Джо со злой физиономией выглянул из-за фальшборта.
— Что этот сумасшедший? — спросил он.
— Большой фантазер! Он мне даже рубить запрещает, говорит, что от этого пожары… Но он был с сыном русского царя в Англии. Кажется, важная особа. Не шутите с ним.
— А что вы скажете про объявление? Вы прочтите его хорошенько… Вы хорошо прочли? Я тоже не в восторге! Но уж тут ничего не поделаешь!
— У них сумасшедшее правительство и люди тоже!
— Только сумасшедший может грозить повесить на рее за гиляков!
— Держите ухо востро! Протокол идет в Петербург… Попробуйте умаслить его…
Джо выругался.
— Не надо было подписывать! — сказал американец. — Вам теперь нельзя идти к югу, там русские посты. — И добавил едко: — Как вам нравится, что русские заняли берег до Кореи и хотят плавать по Японскому морю?
— Черт их дери, — ответил Джо. — Тут гавани девять месяцев в году подо льдом. Они замерзнут и, вместо того чтобы плавать по морю, будут большую часть года сидеть на берегу и выкалывать суда… А зачем же вы обругали меня при русских?

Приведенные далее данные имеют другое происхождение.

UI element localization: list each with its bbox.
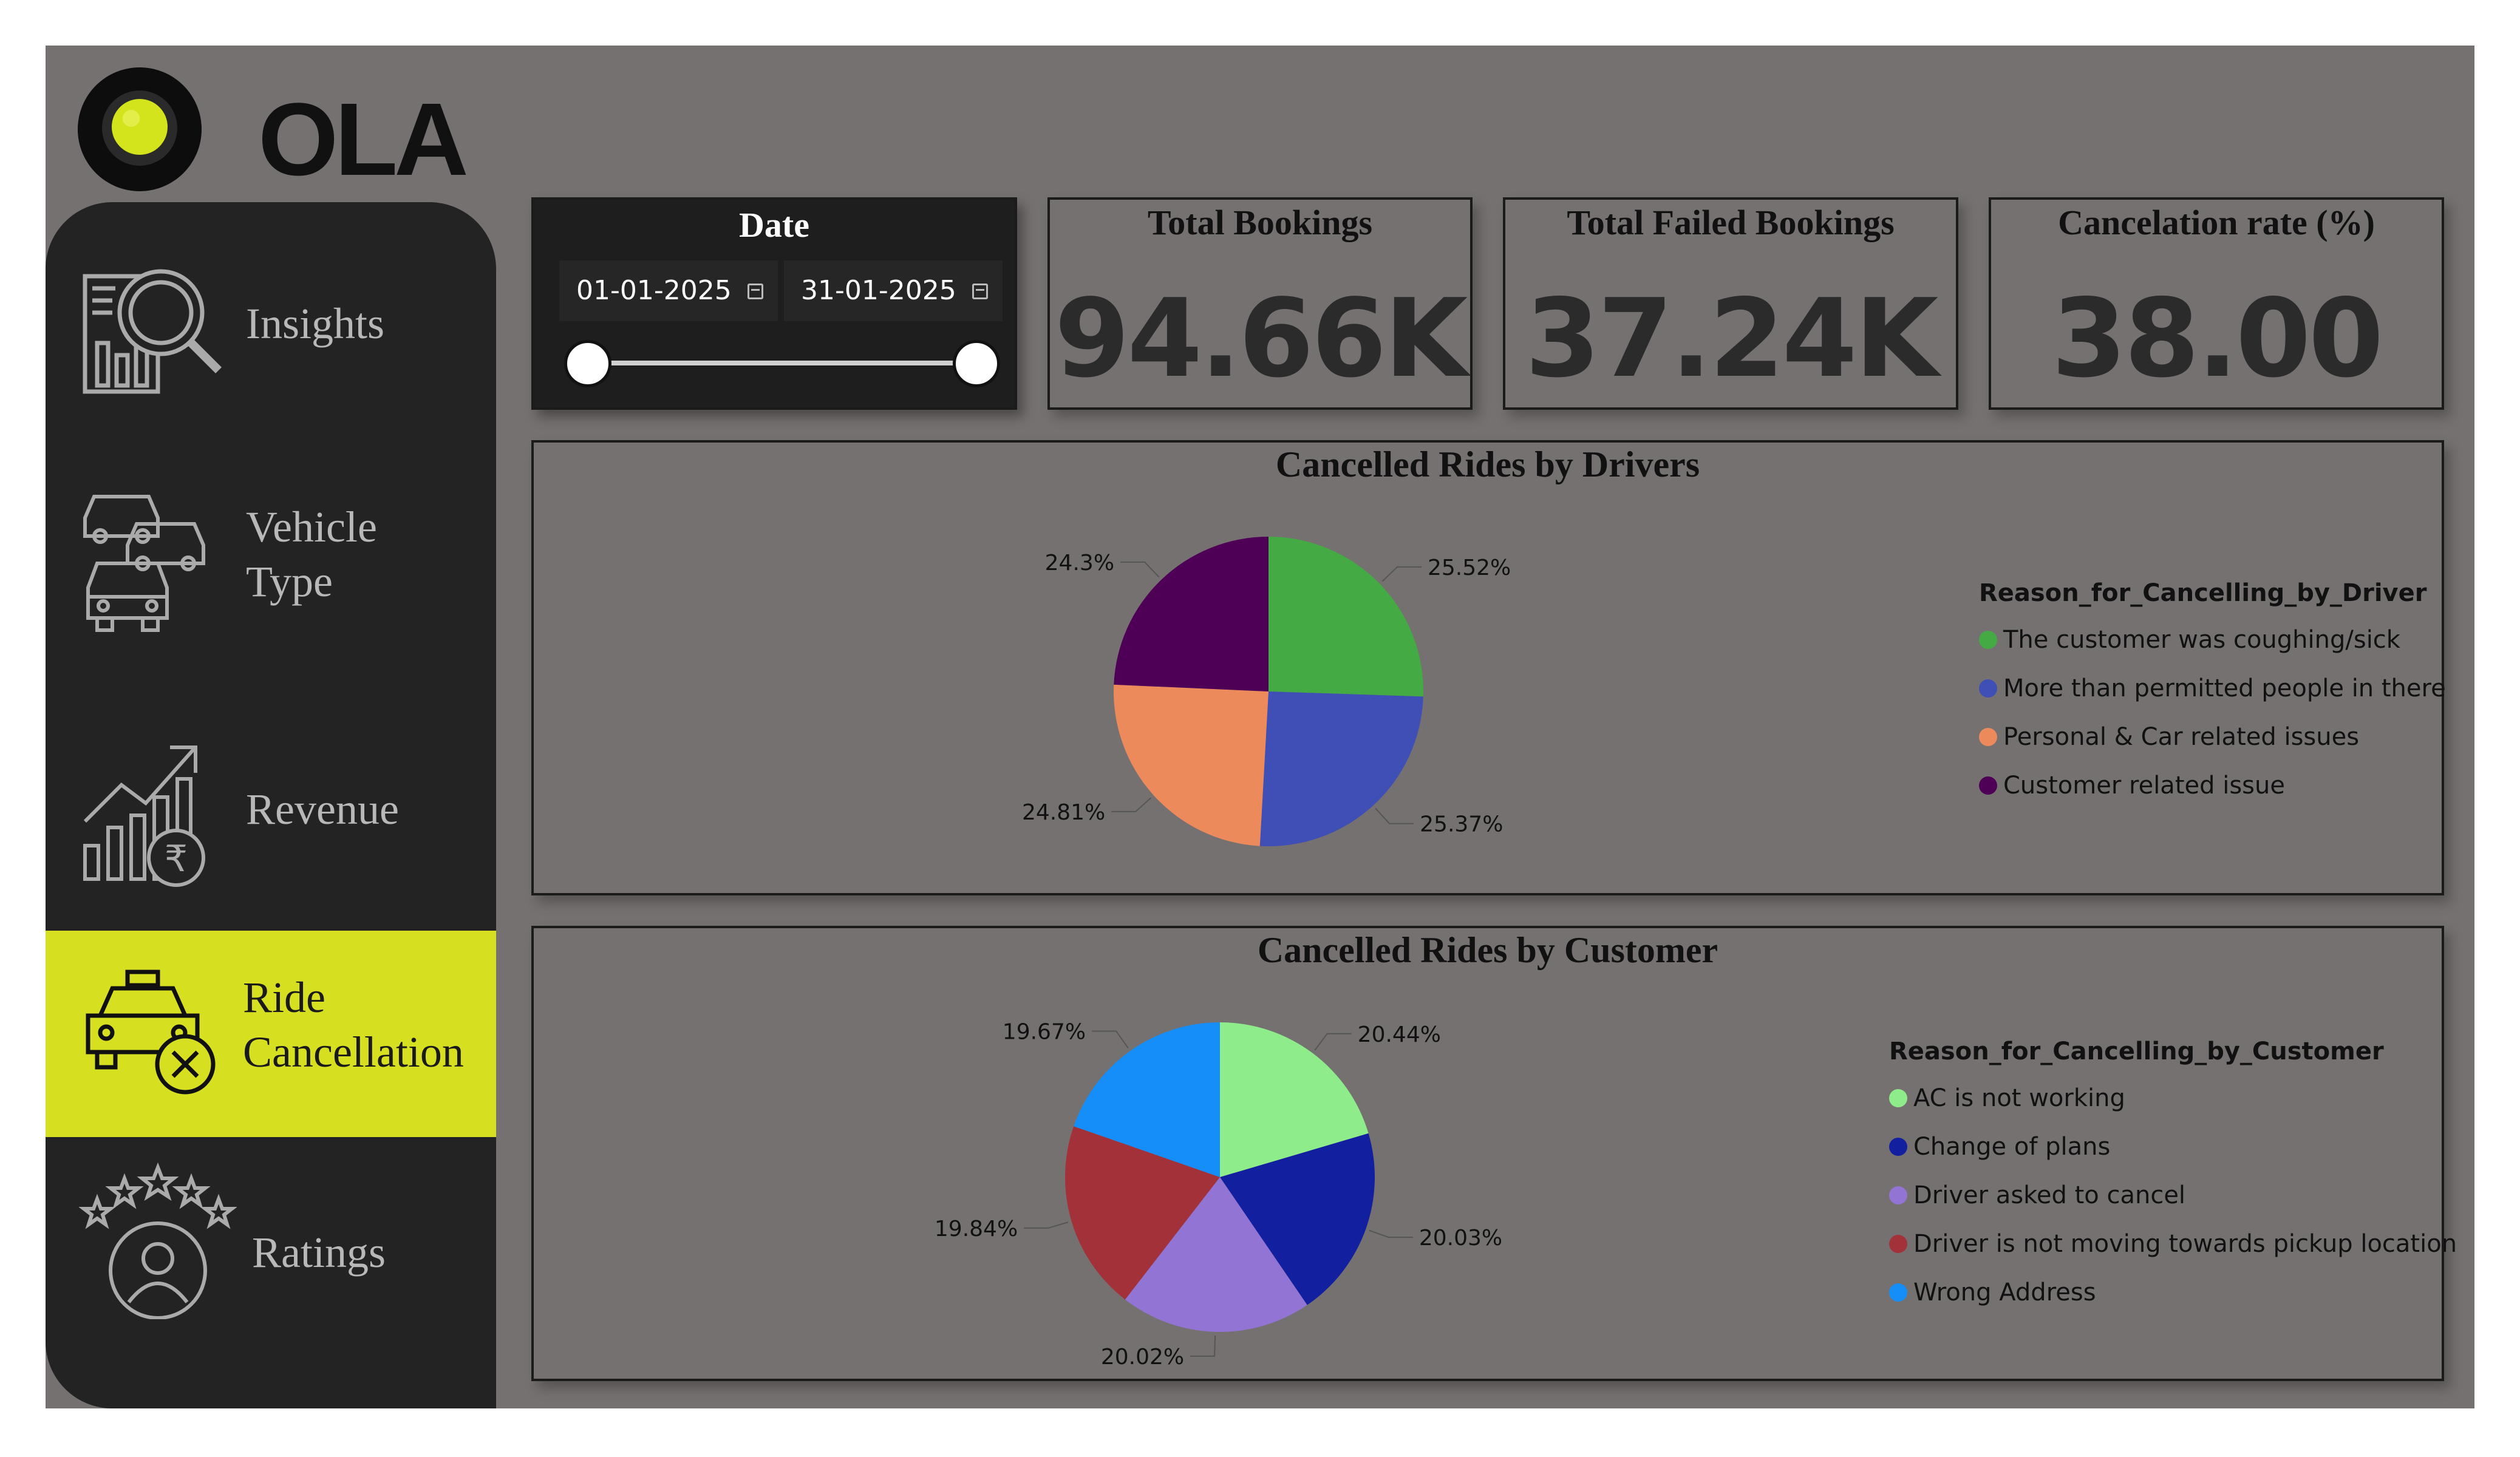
leader-line xyxy=(1381,566,1422,582)
legend-title: Reason_for_Cancelling_by_Customer xyxy=(1889,1038,2384,1065)
legend-item[interactable]: More than permitted people in there xyxy=(1979,664,2446,713)
ola-logo-icon xyxy=(78,67,202,191)
leader-line xyxy=(1190,1335,1216,1357)
nav-item-revenue[interactable]: ₹ Revenue xyxy=(46,718,496,900)
start-date-input[interactable]: 01-01-2025 xyxy=(559,260,778,321)
leader-line xyxy=(1120,561,1160,578)
chart-cancelled-by-customer: Cancelled Rides by Customer 20.44% 20.03%… xyxy=(531,926,2457,1381)
legend-swatch xyxy=(1979,776,1997,795)
leader-line xyxy=(1314,1033,1352,1051)
legend-item[interactable]: Change of plans xyxy=(1889,1122,2457,1171)
date-range-end-handle[interactable] xyxy=(953,340,1000,387)
pie-slice[interactable] xyxy=(1114,537,1269,691)
kpi-title: Total Failed Bookings xyxy=(1567,203,1895,242)
nav-item-ride-cancellation[interactable]: Ride Cancellation xyxy=(46,931,496,1137)
kpi-value: 94.66K xyxy=(1054,276,1468,401)
data-label: 19.84% xyxy=(935,1217,1018,1241)
pie-slice[interactable] xyxy=(1259,691,1423,846)
date-filter-title: Date xyxy=(739,205,809,245)
date-range-slider-track[interactable] xyxy=(588,361,977,365)
pie-chart-customer: 20.44% 20.03% 20.02% 19.84% 19.67% xyxy=(935,1020,1502,1370)
vehicles-icon xyxy=(83,495,205,632)
legend-item[interactable]: The customer was coughing/sick xyxy=(1979,616,2446,664)
pie-slice[interactable] xyxy=(1074,1022,1220,1177)
pie-chart-drivers: 25.52% 25.37% 24.81% 24.3% xyxy=(1022,537,1511,846)
legend-item[interactable]: Driver is not moving towards pickup loca… xyxy=(1889,1220,2457,1268)
start-date-value: 01-01-2025 xyxy=(576,275,732,306)
ola-logo-text: OLA xyxy=(258,82,469,197)
data-label: 20.03% xyxy=(1419,1226,1502,1251)
legend-item[interactable]: AC is not working xyxy=(1889,1074,2457,1122)
kpi-cancelation-rate: Cancelation rate (%) 38.00 xyxy=(1989,197,2444,410)
data-label: 24.81% xyxy=(1022,800,1105,825)
legend-item[interactable]: Wrong Address xyxy=(1889,1268,2457,1317)
nav-label-ratings: Ratings xyxy=(252,1228,386,1277)
insights-icon xyxy=(83,269,222,394)
legend-title: Reason_for_Cancelling_by_Driver xyxy=(1979,579,2427,607)
leader-line xyxy=(1369,1229,1413,1238)
ratings-icon xyxy=(79,1162,237,1319)
nav-item-ratings[interactable]: Ratings xyxy=(46,1149,496,1343)
legend-swatch xyxy=(1979,679,1997,698)
data-label: 25.37% xyxy=(1420,812,1503,837)
leader-line xyxy=(1375,807,1414,824)
pie-slice[interactable] xyxy=(1114,684,1269,846)
kpi-title: Total Bookings xyxy=(1147,203,1373,242)
calendar-icon[interactable] xyxy=(747,284,763,299)
legend-swatch xyxy=(1979,728,1997,746)
legend-item[interactable]: Personal & Car related issues xyxy=(1979,713,2446,761)
chart-cancelled-by-drivers: Cancelled Rides by Drivers 25.52% 25.37% 2… xyxy=(531,440,2446,895)
kpi-total-bookings: Total Bookings 94.66K xyxy=(1047,197,1473,410)
legend-swatch xyxy=(1889,1235,1907,1253)
leader-line xyxy=(1092,1030,1129,1048)
kpi-value: 38.00 xyxy=(2051,276,2383,401)
chart-title: Cancelled Rides by Drivers xyxy=(1275,444,1700,484)
legend-item[interactable]: Customer related issue xyxy=(1979,761,2446,810)
leader-line xyxy=(1111,797,1152,812)
data-label: 25.52% xyxy=(1428,555,1511,580)
nav-label-vehicle-type: Vehicle Type xyxy=(246,503,377,606)
nav-item-insights[interactable]: Insights xyxy=(46,239,496,409)
kpi-title: Cancelation rate (%) xyxy=(2058,203,2375,242)
revenue-icon: ₹ xyxy=(83,745,205,887)
legend-swatch xyxy=(1889,1089,1907,1107)
sidebar-nav: Insights Vehicle Type xyxy=(46,202,496,1408)
svg-text:₹: ₹ xyxy=(165,838,188,880)
legend-item[interactable]: Driver asked to cancel xyxy=(1889,1171,2457,1220)
cancelled-taxi-icon xyxy=(86,970,216,1095)
data-label: 20.02% xyxy=(1101,1345,1184,1370)
legend-drivers: Reason_for_Cancelling_by_Driver The cust… xyxy=(1979,579,2446,810)
legend-swatch xyxy=(1889,1186,1907,1204)
date-range-start-handle[interactable] xyxy=(564,340,611,387)
end-date-input[interactable]: 31-01-2025 xyxy=(784,260,1003,321)
pie-slice[interactable] xyxy=(1220,1022,1369,1177)
kpi-value: 37.24K xyxy=(1525,276,1939,401)
calendar-icon[interactable] xyxy=(972,284,988,299)
legend-customer: Reason_for_Cancelling_by_Customer AC is … xyxy=(1889,1038,2457,1317)
data-label: 19.67% xyxy=(1003,1020,1086,1045)
leader-line xyxy=(1024,1221,1069,1229)
dashboard-canvas: OLA Insights xyxy=(46,46,2474,1408)
date-filter-card: Date 01-01-2025 31-01-2025 xyxy=(531,197,1017,410)
pie-slice[interactable] xyxy=(1065,1126,1220,1300)
nav-label-ride-cancellation: Ride Cancellation xyxy=(243,973,464,1076)
nav-label-insights: Insights xyxy=(246,299,385,348)
pie-slice[interactable] xyxy=(1269,537,1423,697)
kpi-total-failed-bookings: Total Failed Bookings 37.24K xyxy=(1503,197,1958,410)
legend-swatch xyxy=(1889,1283,1907,1302)
ola-logo: OLA xyxy=(73,63,498,196)
chart-title: Cancelled Rides by Customer xyxy=(1257,930,1718,970)
pie-slice[interactable] xyxy=(1220,1133,1375,1305)
pie-slice[interactable] xyxy=(1125,1177,1307,1332)
legend-swatch xyxy=(1979,631,1997,649)
nav-item-vehicle-type[interactable]: Vehicle Type xyxy=(46,457,496,651)
data-label: 24.3% xyxy=(1045,551,1114,576)
end-date-value: 31-01-2025 xyxy=(801,275,956,306)
legend-swatch xyxy=(1889,1138,1907,1156)
nav-label-revenue: Revenue xyxy=(246,785,399,834)
data-label: 20.44% xyxy=(1358,1022,1441,1047)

— Кто? Я? — удивился американец. — Вот уж ничего подобного! Напротив, я хотел за вас заступиться и еле сдерживал свое возмущение.
— Поднимайтесь ко мне.
— Благодарю. Меня ждут на судне. «Ничего интересного у этого бродяги!» — подумал американец.
Он кивнул головой, и негры взялись за весла.
— Гуд бай, дружище!
— Гуд бай! — отозвались с английского китобоя.

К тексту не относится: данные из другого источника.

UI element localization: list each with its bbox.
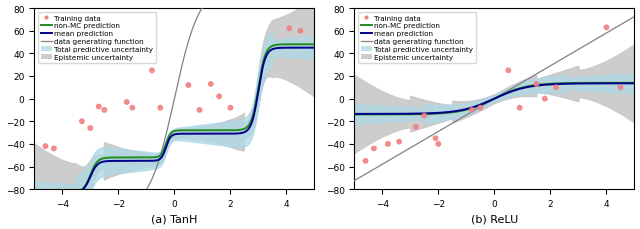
Point <box>602 26 612 30</box>
Point <box>503 69 513 73</box>
Point <box>77 120 87 124</box>
Point <box>531 83 541 86</box>
Point <box>360 159 371 163</box>
Legend: Training data, non-MC prediction, mean prediction, data generating function, Tot: Training data, non-MC prediction, mean p… <box>38 13 156 63</box>
Point <box>295 30 305 33</box>
Point <box>40 145 51 148</box>
Point <box>85 127 95 130</box>
Point <box>214 95 224 99</box>
Point <box>284 27 294 31</box>
Legend: Training data, non-MC prediction, mean prediction, data generating function, Tot: Training data, non-MC prediction, mean p… <box>358 13 476 63</box>
Point <box>205 83 216 86</box>
Point <box>127 106 138 110</box>
Point <box>195 109 205 112</box>
Point <box>156 106 166 110</box>
Point <box>122 101 132 104</box>
Point <box>225 106 236 110</box>
Point <box>540 97 550 101</box>
Point <box>99 109 109 112</box>
Point <box>467 109 477 112</box>
Point <box>93 105 104 109</box>
Point <box>551 86 561 90</box>
Point <box>615 86 625 90</box>
Point <box>433 142 444 146</box>
Point <box>411 125 421 129</box>
Point <box>183 84 193 87</box>
Point <box>431 137 441 140</box>
Point <box>476 106 486 110</box>
Point <box>394 140 404 144</box>
Point <box>419 114 429 118</box>
Point <box>383 142 393 146</box>
Point <box>147 69 157 73</box>
Point <box>515 106 525 110</box>
Point <box>369 147 379 151</box>
Point <box>49 147 59 151</box>
X-axis label: (a) TanH: (a) TanH <box>151 213 198 224</box>
X-axis label: (b) ReLU: (b) ReLU <box>471 213 518 224</box>
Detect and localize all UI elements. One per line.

«Черт знает, — думал американец, — если вся его сила в гнилой посудине, то можно не бояться и бить китов… Но, судя по тому, как разговаривал капитан и что он прислан из Петербурга, да как решительно его люди спрятали буйных матросов, похоже было, что он в самом деле располагает силой. Как бы то ни было, мной на руки получено их правительственное распоряжение… Но Джо хуже, чем мне, приходится!»
В этот день в залив вошел бременский китобой, и шкипер с американского судна видел, как туда отправился русский вельбот, потом, как немцы везли своего шкипера на берег и как потом тот возвращался с недовольным видом.
«Кому может такое понравиться!» — подумал американец.